Omar Cornetti, se
fue a vivir a Capilla del Monte porque lo que más le gustaba en la vida desde
que era chico eran los platos voladores.
En los alrededores
de Capilla del Monte los platos voladores andan como pájaros.
Omar Cornetti
cuenta cada vez que puede que un OVNI se lo llevó.
Relata que las
primeras horas estuvo completamente dormido, que luego vio a los
extraterrestres dentro de un especie de quirófano del OVNI, verdes, luminosos,
con la boca pequeñita, los dedos largos, vestidos o desnudos, con los grandes
ojos todos enteros de un negro de obsidiana.
Dice que se durmió
y luego despertó en su cama.
Se sentía bien,
pero tenía una sensación extraña, como si algo estuviera observándolo desde
atrás. Se daba la vuelta, pero no había nada.
Al rato, en medio
de la noche, entendió que le habían injertado una máquina en la espalda.
No le dolía, pero
sabía que esa máquina iba a gobernar su cuerpo, su mente y su vida. No creía que
los extraterrestres le enviaran órdenes por radio a la máquina, pero la máquina
en sí condensaba toda la ciencia, todo el mundo de aquella civilización
increíble, y también cargaba con toda la operación del secuestro, la intervención
de su cuerpo y luego la devolución a este mundo.
Vivía muy
precariamente, apenas tenía un solo espejo redondo con marco de plástico
celeste en el baño para afeitarse (las pocas veces que se afeitaba). Intentó
ver en ese espejo cómo era la máquina que tenía injertada en la espalda.
Apuntó la espalda
al espejo y trató de girar la cabeza para verla reflejada con el rabillo del
ojo.
Apenas distinguía
que tenía alguna cosa, pero no podía ver qué era con precisión.
Intentó tocarse, y
con la punta de los dedos apenas rozó unas piezas de metal que se movían. No
tenían la rigidez de las piezas de un reloj, pero se movían regularmente.
Se desesperó.
Necesitó con locura saber qué era eso.
Sabía que de ahora
en más él sería otra persona. Lloró desconsoladamente la muerte del Omar
Cornetti que había sido hasta entonces, el hijo de su mamá, el hijo de su papá,
el hermano, amigo de sus amigos.
La angustia se
mezclaba con la ansiedad por lo que sería de ahora en más.
En esa época del
año el pueblo estaba vacío, y eran las 3.45 de la madrugada y no quiso ir a
buscar ayuda para poder ver qué era aquella máquina. Por lo demás, sabía que
verla no le ayudaría. Por mucho que los
científicos lo estudiaran, posiblemente no descubrirían qué era aquello.
Le pedí que me dejara
ver la máquina.
Se levantó la
remera y me mostró su espalda.
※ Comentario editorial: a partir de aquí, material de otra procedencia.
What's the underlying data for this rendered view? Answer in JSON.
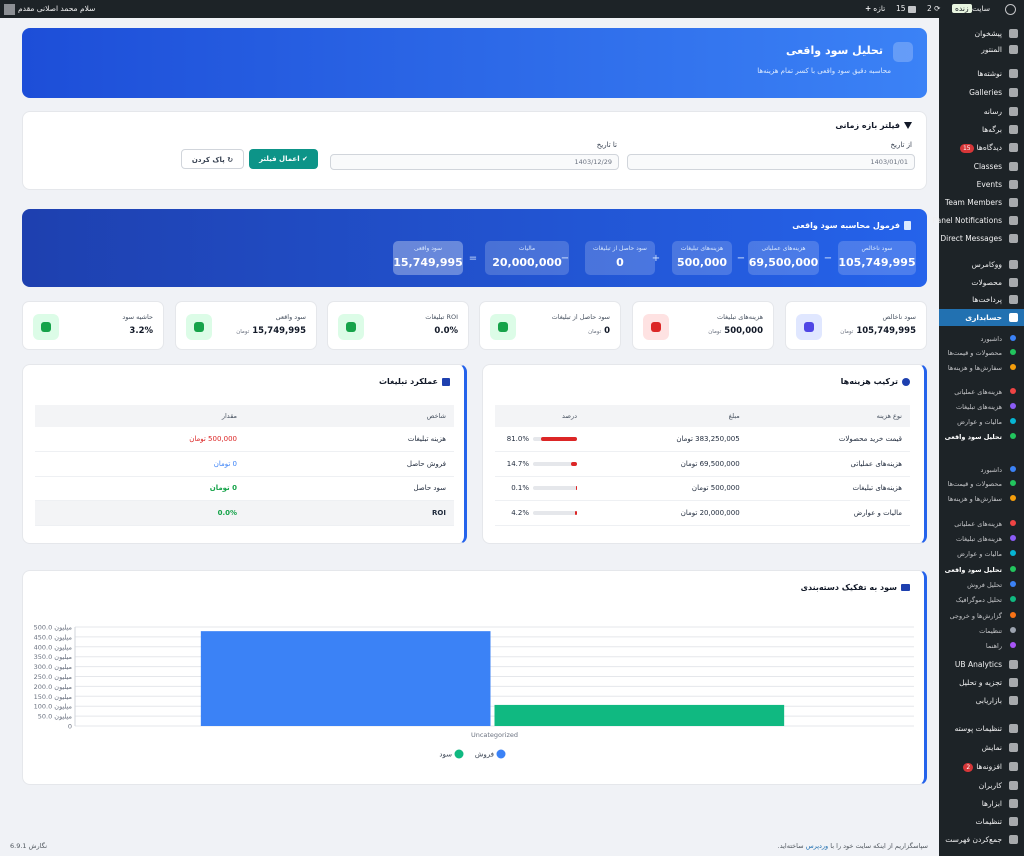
{
  "adminbar": {
    "greeting": "سلام محمد اصلانی مقدم",
    "site_name": "سایت",
    "live_badge": "زنده",
    "updates_count": "2",
    "comments_count": "15",
    "new_label": "تازه"
  },
  "sidebar": {
    "items": [
      {
        "label": "پیشخوان",
        "icon": "dashboard-icon"
      },
      {
        "label": "المنتور",
        "icon": "elementor-icon"
      },
      {
        "label": "نوشته‌ها",
        "icon": "pin-icon"
      },
      {
        "label": "Galleries",
        "icon": "gallery-icon"
      },
      {
        "label": "رسانه",
        "icon": "media-icon"
      },
      {
        "label": "برگه‌ها",
        "icon": "pages-icon"
      },
      {
        "label": "دیدگاه‌ها",
        "icon": "comments-icon",
        "badge": "15"
      },
      {
        "label": "Classes",
        "icon": "classes-icon"
      },
      {
        "label": "Events",
        "icon": "events-icon"
      },
      {
        "label": "Team Members",
        "icon": "team-icon"
      },
      {
        "label": "Panel Notifications",
        "icon": "megaphone-icon"
      },
      {
        "label": "Direct Messages",
        "icon": "messages-icon"
      },
      {
        "label": "ووکامرس",
        "icon": "woocommerce-icon"
      },
      {
        "label": "محصولات",
        "icon": "products-icon"
      },
      {
        "label": "پرداخت‌ها",
        "icon": "payments-icon"
      },
      {
        "label": "حسابداری",
        "icon": "chart-icon"
      }
    ],
    "submenu_a": [
      {
        "label": "داشبورد",
        "color": "#3b82f6"
      },
      {
        "label": "محصولات و قیمت‌ها",
        "color": "#22c55e"
      },
      {
        "label": "سفارش‌ها و هزینه‌ها",
        "color": "#f59e0b"
      },
      {
        "label": "هزینه‌های عملیاتی",
        "color": "#ef4444"
      },
      {
        "label": "هزینه‌های تبلیغات",
        "color": "#8b5cf6"
      },
      {
        "label": "مالیات و عوارض",
        "color": "#06b6d4"
      },
      {
        "label": "تحلیل سود واقعی",
        "color": "#22c55e"
      }
    ],
    "submenu_b": [
      {
        "label": "داشبورد",
        "color": "#3b82f6"
      },
      {
        "label": "محصولات و قیمت‌ها",
        "color": "#22c55e"
      },
      {
        "label": "سفارش‌ها و هزینه‌ها",
        "color": "#f59e0b"
      },
      {
        "label": "هزینه‌های عملیاتی",
        "color": "#ef4444"
      },
      {
        "label": "هزینه‌های تبلیغات",
        "color": "#8b5cf6"
      },
      {
        "label": "مالیات و عوارض",
        "color": "#06b6d4"
      },
      {
        "label": "تحلیل سود واقعی",
        "color": "#22c55e"
      },
      {
        "label": "تحلیل فروش",
        "color": "#3b82f6"
      },
      {
        "label": "تحلیل دموگرافیک",
        "color": "#10b981"
      },
      {
        "label": "گزارش‌ها و خروجی",
        "color": "#f97316"
      },
      {
        "label": "تنظیمات",
        "color": "#9ca3af"
      },
      {
        "label": "راهنما",
        "color": "#a855f7"
      }
    ],
    "items_bottom": [
      {
        "label": "UB Analytics",
        "icon": "analytics-icon"
      },
      {
        "label": "تجزیه و تحلیل",
        "icon": "bar-chart-icon"
      },
      {
        "label": "بازاریابی",
        "icon": "marketing-icon"
      },
      {
        "label": "تنظیمات پوسته",
        "icon": "theme-settings-icon"
      },
      {
        "label": "نمایش",
        "icon": "appearance-icon"
      },
      {
        "label": "افزونه‌ها",
        "icon": "plugins-icon",
        "badge": "2"
      },
      {
        "label": "کاربران",
        "icon": "users-icon"
      },
      {
        "label": "ابزارها",
        "icon": "tools-icon"
      },
      {
        "label": "تنظیمات",
        "icon": "settings-icon"
      },
      {
        "label": "جمع‌کردن فهرست",
        "icon": "collapse-icon"
      }
    ]
  },
  "hero": {
    "title": "تحلیل سود واقعی",
    "subtitle": "محاسبه دقیق سود واقعی با کسر تمام هزینه‌ها"
  },
  "filter": {
    "title": "فیلتر بازه زمانی",
    "from_label": "از تاریخ",
    "from_value": "1403/01/01",
    "to_label": "تا تاریخ",
    "to_value": "1403/12/29",
    "apply_label": "اعمال فیلتر",
    "clear_label": "پاک کردن"
  },
  "formula": {
    "title": "فرمول محاسبه سود واقعی",
    "boxes": [
      {
        "label": "سود ناخالص",
        "value": "105,749,995"
      },
      {
        "label": "هزینه‌های عملیاتی",
        "value": "69,500,000"
      },
      {
        "label": "هزینه‌های تبلیغات",
        "value": "500,000"
      },
      {
        "label": "سود حاصل از تبلیغات",
        "value": "0"
      },
      {
        "label": "مالیات",
        "value": "20,000,000"
      },
      {
        "label": "سود واقعی",
        "value": "15,749,995"
      }
    ],
    "ops": [
      "−",
      "−",
      "+",
      "−",
      "="
    ]
  },
  "kpis": [
    {
      "label": "سود ناخالص",
      "value": "105,749,995",
      "unit": "تومان",
      "icon": "dollar-icon",
      "bg": "#e0e7ff",
      "fg": "#4f46e5"
    },
    {
      "label": "هزینه‌های تبلیغات",
      "value": "500,000",
      "unit": "تومان",
      "icon": "megaphone-icon",
      "bg": "#fee2e2",
      "fg": "#dc2626"
    },
    {
      "label": "سود حاصل از تبلیغات",
      "value": "0",
      "unit": "تومان",
      "icon": "chart-up-icon",
      "bg": "#dcfce7",
      "fg": "#16a34a"
    },
    {
      "label": "ROI تبلیغات",
      "value": "0.0%",
      "unit": "",
      "icon": "gauge-icon",
      "bg": "#dcfce7",
      "fg": "#16a34a"
    },
    {
      "label": "سود واقعی",
      "value": "15,749,995",
      "unit": "تومان",
      "icon": "thumbs-up-icon",
      "bg": "#dcfce7",
      "fg": "#16a34a"
    },
    {
      "label": "حاشیه سود",
      "value": "3.2%",
      "unit": "",
      "icon": "trend-icon",
      "bg": "#dcfce7",
      "fg": "#16a34a"
    }
  ],
  "cost_breakdown": {
    "title": "ترکیب هزینه‌ها",
    "headers": [
      "نوع هزینه",
      "مبلغ",
      "درصد"
    ],
    "rows": [
      {
        "type": "قیمت خرید محصولات",
        "amount": "383,250,005 تومان",
        "percent": "81.0%",
        "fill": 0.81
      },
      {
        "type": "هزینه‌های عملیاتی",
        "amount": "69,500,000 تومان",
        "percent": "14.7%",
        "fill": 0.147
      },
      {
        "type": "هزینه‌های تبلیغات",
        "amount": "500,000 تومان",
        "percent": "0.1%",
        "fill": 0.001
      },
      {
        "type": "مالیات و عوارض",
        "amount": "20,000,000 تومان",
        "percent": "4.2%",
        "fill": 0.042
      }
    ]
  },
  "ad_performance": {
    "title": "عملکرد تبلیغات",
    "headers": [
      "شاخص",
      "مقدار"
    ],
    "rows": [
      {
        "metric": "هزینه تبلیغات",
        "value": "500,000 تومان",
        "color": "#dc2626"
      },
      {
        "metric": "فروش حاصل",
        "value": "0 تومان",
        "color": "#3b82f6"
      },
      {
        "metric": "سود حاصل",
        "value": "0 تومان",
        "color": "#16a34a"
      },
      {
        "metric": "ROI",
        "value": "0.0%",
        "color": "#16a34a"
      }
    ]
  },
  "chart_data": {
    "type": "bar",
    "title": "سود به تفکیک دسته‌بندی",
    "categories": [
      "Uncategorized"
    ],
    "series": [
      {
        "name": "فروش",
        "values": [
          479.0
        ],
        "color": "#3b82f6"
      },
      {
        "name": "سود",
        "values": [
          106.5
        ],
        "color": "#10b981"
      }
    ],
    "ylim": [
      0,
      500
    ],
    "yticks": [
      "0",
      "50.0 میلیون",
      "100.0 میلیون",
      "150.0 میلیون",
      "200.0 میلیون",
      "250.0 میلیون",
      "300.0 میلیون",
      "350.0 میلیون",
      "400.0 میلیون",
      "450.0 میلیون",
      "500.0 میلیون"
    ],
    "legend": "bottom",
    "grid": true
  },
  "footer": {
    "thanks_before": "سپاسگزاریم از اینکه سایت خود را با",
    "thanks_link": "وردپرس",
    "thanks_after": "ساخته‌اید.",
    "version": "نگارش 6.9.1"
  }
}
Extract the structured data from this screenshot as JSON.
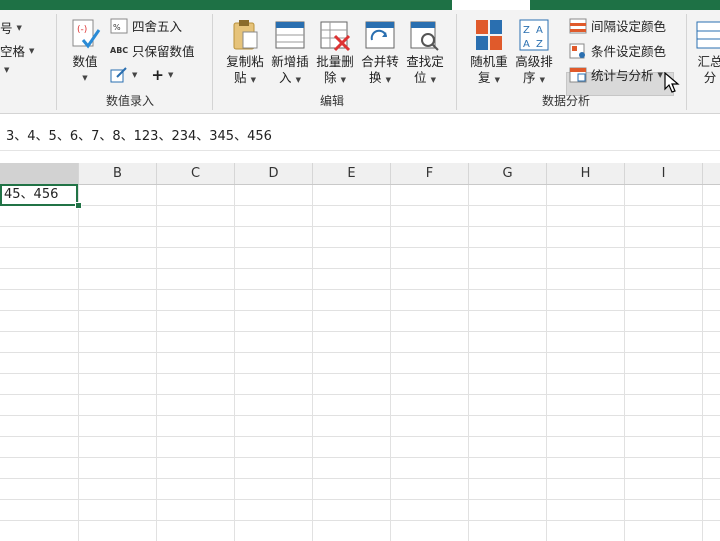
{
  "ribbon": {
    "left_partial": {
      "item1": "号",
      "item2": "空格",
      "item3": ""
    },
    "numeric_group": {
      "big_button": "数值",
      "round_button": "四舍五入",
      "keep_numeric_button": "只保留数值",
      "label": "数值录入"
    },
    "edit_group": {
      "buttons": [
        {
          "line1": "复制粘",
          "line2": "贴"
        },
        {
          "line1": "新增插",
          "line2": "入"
        },
        {
          "line1": "批量删",
          "line2": "除"
        },
        {
          "line1": "合并转",
          "line2": "换"
        },
        {
          "line1": "查找定",
          "line2": "位"
        }
      ],
      "label": "编辑"
    },
    "data_group": {
      "random_button": {
        "line1": "随机重",
        "line2": "复"
      },
      "sort_button": {
        "line1": "高级排",
        "line2": "序"
      },
      "interval_color_button": "间隔设定颜色",
      "condition_color_button": "条件设定颜色",
      "stats_button": "统计与分析",
      "label": "数据分析"
    },
    "summary_partial": {
      "line1": "汇总",
      "line2": "分"
    }
  },
  "formula_bar": {
    "content": "3、4、5、6、7、8、123、234、345、456"
  },
  "sheet": {
    "columns": [
      "B",
      "C",
      "D",
      "E",
      "F",
      "G",
      "H",
      "I"
    ],
    "selected_cell_text": "45、456"
  },
  "colors": {
    "accent_green": "#217346",
    "title_green": "#1e7145"
  },
  "icons": {
    "stepper_plus": "+",
    "arrow": "▾"
  }
}
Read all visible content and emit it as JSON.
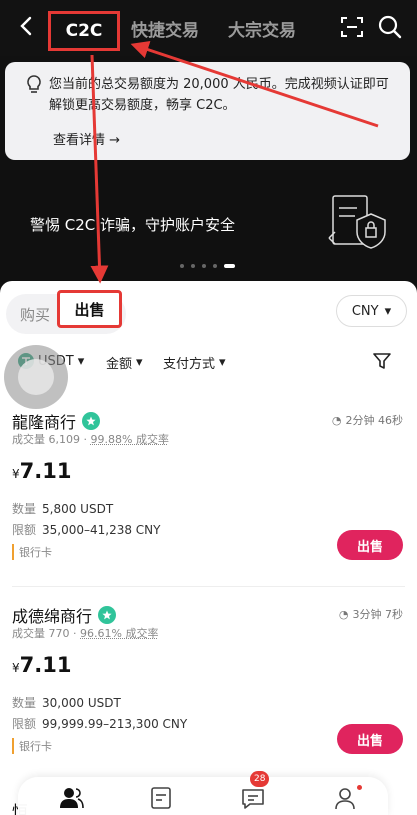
{
  "header": {
    "tabs": [
      "C2C",
      "快捷交易",
      "大宗交易"
    ]
  },
  "notice": {
    "text": "您当前的总交易额度为 20,000 人民币。完成视频认证即可解锁更高交易额度，畅享 C2C。",
    "link": "查看详情 →"
  },
  "banner": {
    "text": "警惕 C2C 诈骗，守护账户安全"
  },
  "segment": {
    "buy": "购买",
    "sell": "出售"
  },
  "currency": "CNY",
  "filters": {
    "coin": "USDT",
    "amount": "金额",
    "payment": "支付方式"
  },
  "merchants": [
    {
      "name": "龍隆商行",
      "time": "2分钟 46秒",
      "volume": "成交量 6,109",
      "rate": "99.88% 成交率",
      "currency_symbol": "¥",
      "price": "7.11",
      "quantity_label": "数量",
      "quantity": "5,800 USDT",
      "limit_label": "限额",
      "limit": "35,000–41,238 CNY",
      "payment": "银行卡",
      "action": "出售"
    },
    {
      "name": "成德绵商行",
      "time": "3分钟 7秒",
      "volume": "成交量 770",
      "rate": "96.61% 成交率",
      "currency_symbol": "¥",
      "price": "7.11",
      "quantity_label": "数量",
      "quantity": "30,000 USDT",
      "limit_label": "限额",
      "limit": "99,999.99–213,300 CNY",
      "payment": "银行卡",
      "action": "出售"
    }
  ],
  "partial_name": "恒",
  "bottom_nav": {
    "messages_badge": "28"
  },
  "colors": {
    "accent": "#e0245e",
    "annotation": "#e53935",
    "tether": "#26a17b"
  }
}
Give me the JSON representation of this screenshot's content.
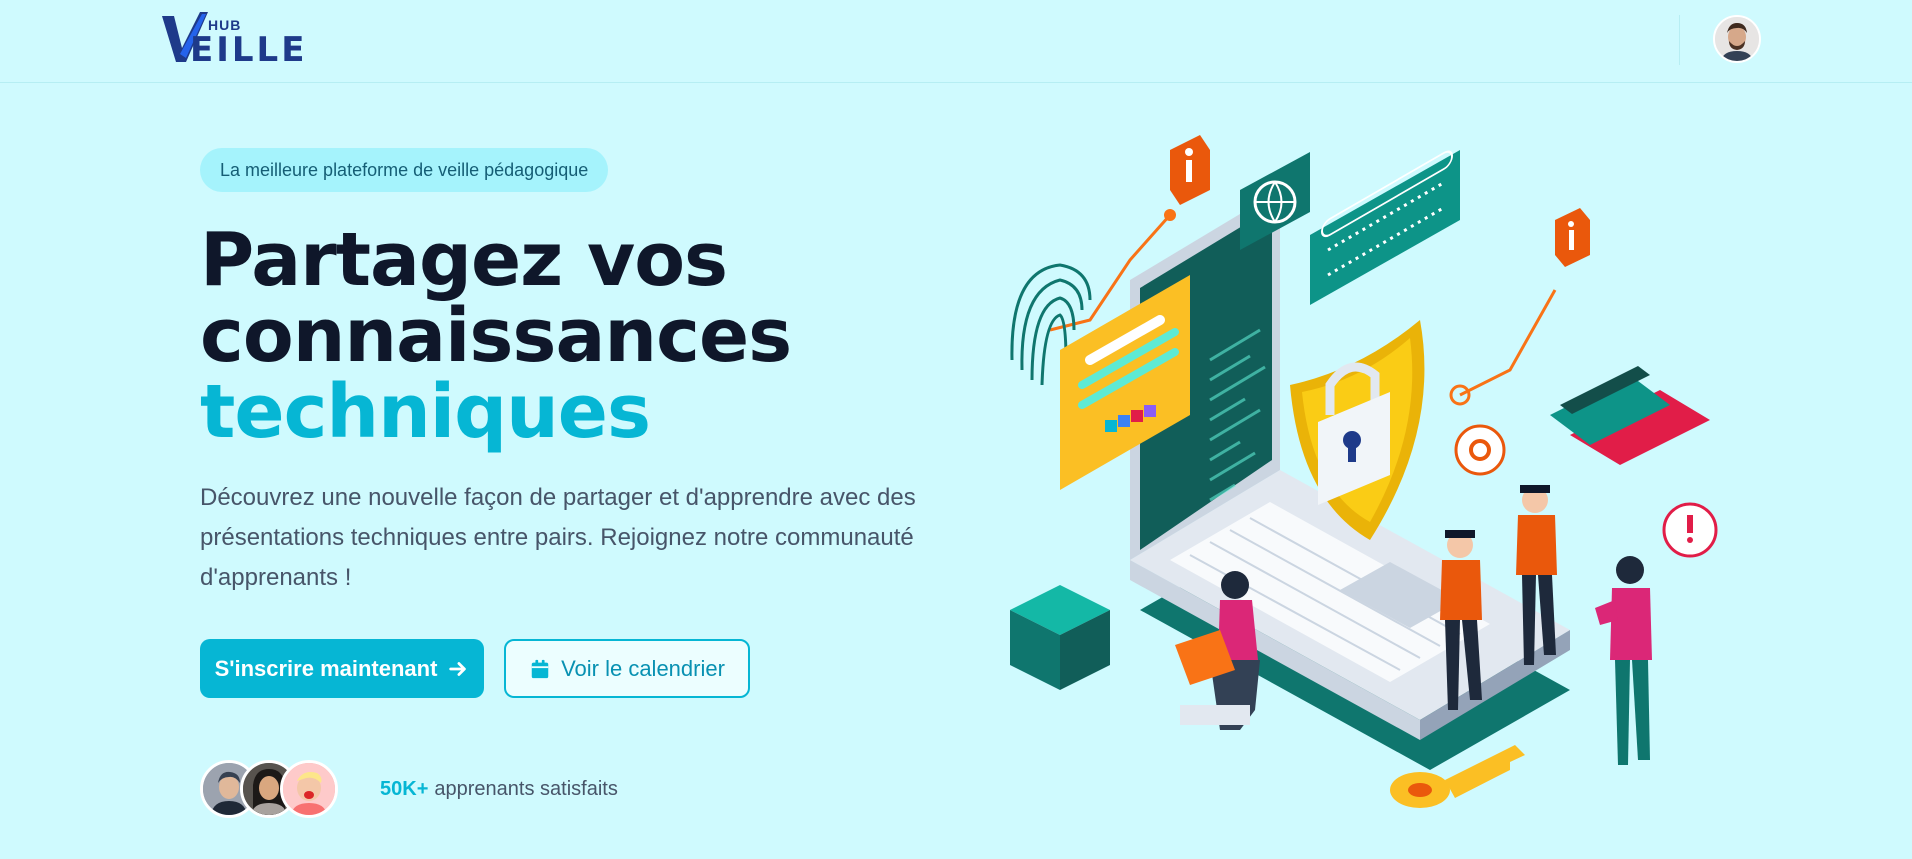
{
  "header": {
    "logo_small": "HUB",
    "logo_main": "EILLE",
    "user_avatar": "user-avatar"
  },
  "hero": {
    "badge": "La meilleure plateforme de veille pédagogique",
    "title_line1": "Partagez vos",
    "title_line2": "connaissances",
    "title_accent": "techniques",
    "description": "Découvrez une nouvelle façon de partager et d'apprendre avec des présentations techniques entre pairs. Rejoignez notre communauté d'apprenants !",
    "cta_primary": "S'inscrire maintenant",
    "cta_secondary": "Voir le calendrier",
    "social_count": "50K+",
    "social_text": "apprenants satisfaits"
  },
  "colors": {
    "background": "#cffafe",
    "accent": "#06b6d4",
    "brand": "#1e3a8a",
    "heading": "#0f172a"
  },
  "icons": {
    "primary_button": "arrow-right-icon",
    "secondary_button": "calendar-icon"
  }
}
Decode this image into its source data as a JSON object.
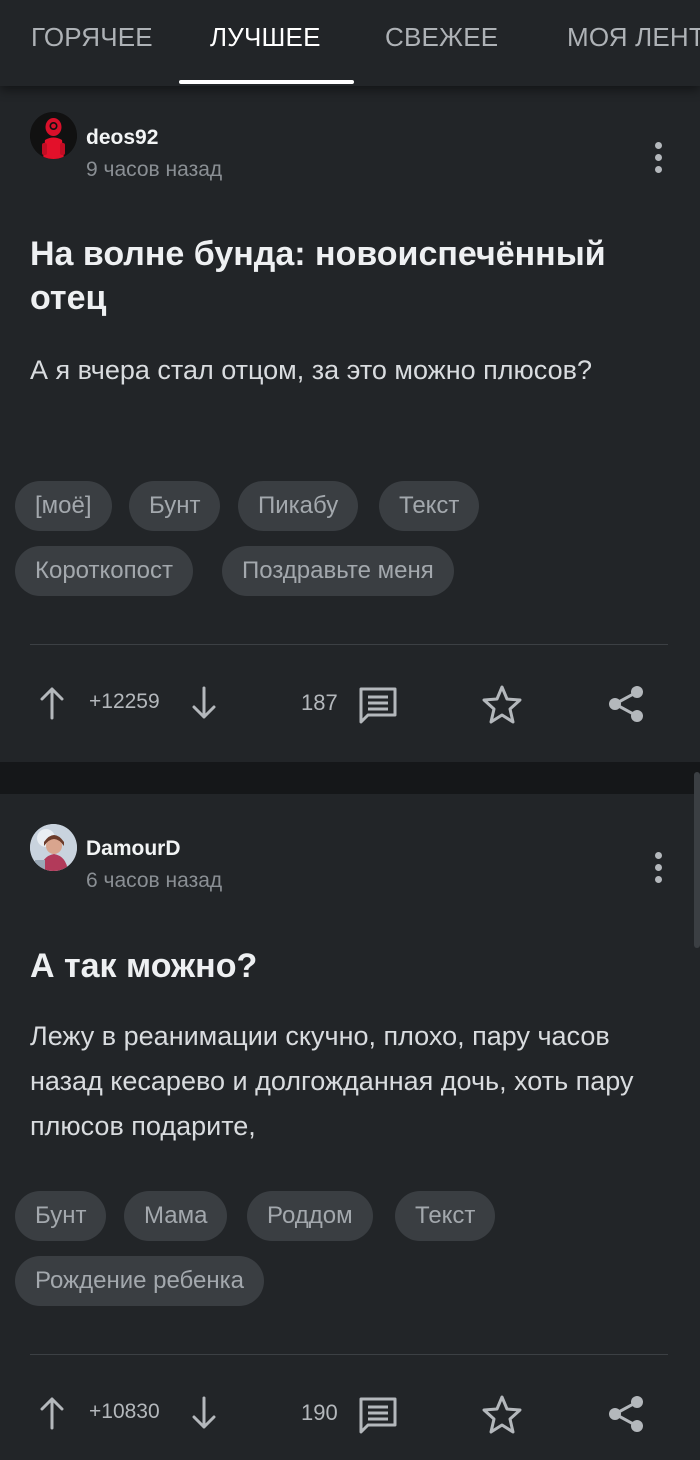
{
  "tabs": [
    {
      "label": "ГОРЯЧЕЕ",
      "active": false
    },
    {
      "label": "ЛУЧШЕЕ",
      "active": true
    },
    {
      "label": "СВЕЖЕЕ",
      "active": false
    },
    {
      "label": "МОЯ ЛЕНТА",
      "active": false
    }
  ],
  "posts": [
    {
      "author": "deos92",
      "time": "9 часов назад",
      "title": "На волне бунда: новоиспечённый отец",
      "text": "А я вчера стал отцом, за это можно плюсов?",
      "tags": [
        "[моё]",
        "Бунт",
        "Пикабу",
        "Текст",
        "Короткопост",
        "Поздравьте меня"
      ],
      "rating": "+12259",
      "comments": "187"
    },
    {
      "author": "DamourD",
      "time": "6 часов назад",
      "title": "А так можно?",
      "text": "Лежу в реанимации скучно, плохо, пару часов назад кесарево и долгожданная дочь, хоть пару плюсов подарите,",
      "tags": [
        "Бунт",
        "Мама",
        "Роддом",
        "Текст",
        "Рождение ребенка"
      ],
      "rating": "+10830",
      "comments": "190"
    }
  ],
  "colors": {
    "background": "#151719",
    "card": "#222528",
    "tag_bg": "#3a3e42",
    "text_primary": "#eef0f2",
    "text_muted": "#8a8f94",
    "accent_red": "#e3102a"
  },
  "icons": {
    "upvote": "arrow-up-icon",
    "downvote": "arrow-down-icon",
    "comments": "comment-icon",
    "save": "star-icon",
    "share": "share-icon",
    "menu": "more-vertical-icon"
  }
}
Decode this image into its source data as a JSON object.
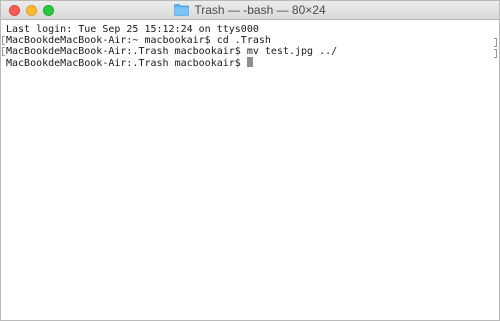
{
  "window": {
    "title": "Trash — -bash — 80×24",
    "folder_icon": "folder-icon"
  },
  "terminal": {
    "lines": [
      "Last login: Tue Sep 25 15:12:24 on ttys000",
      "MacBookdeMacBook-Air:~ macbookair$ cd .Trash",
      "MacBookdeMacBook-Air:.Trash macbookair$ mv test.jpg ../",
      "MacBookdeMacBook-Air:.Trash macbookair$ "
    ],
    "cursor_color": "#8f8f8f"
  },
  "colors": {
    "close": "#fc5b57",
    "minimize": "#fdbc2e",
    "zoom": "#28c840",
    "folder": "#5fb3f0"
  }
}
Tenía una cicatriz, pero la máquina no era
visible. Me explicó que con los días la máquina había ido penetrando en su
cuerpo y me trajo una radiografía en la que se distinguía un círculo blanco a
la altura del corazón.
Le pregunté qué
cambios estaba imponiendo la máquina a su cuerpo, su mente y su vida.
— No soy el mismo,
me dijo. Pero no puedo ver qué soy. Aún no he encontrado el espejo.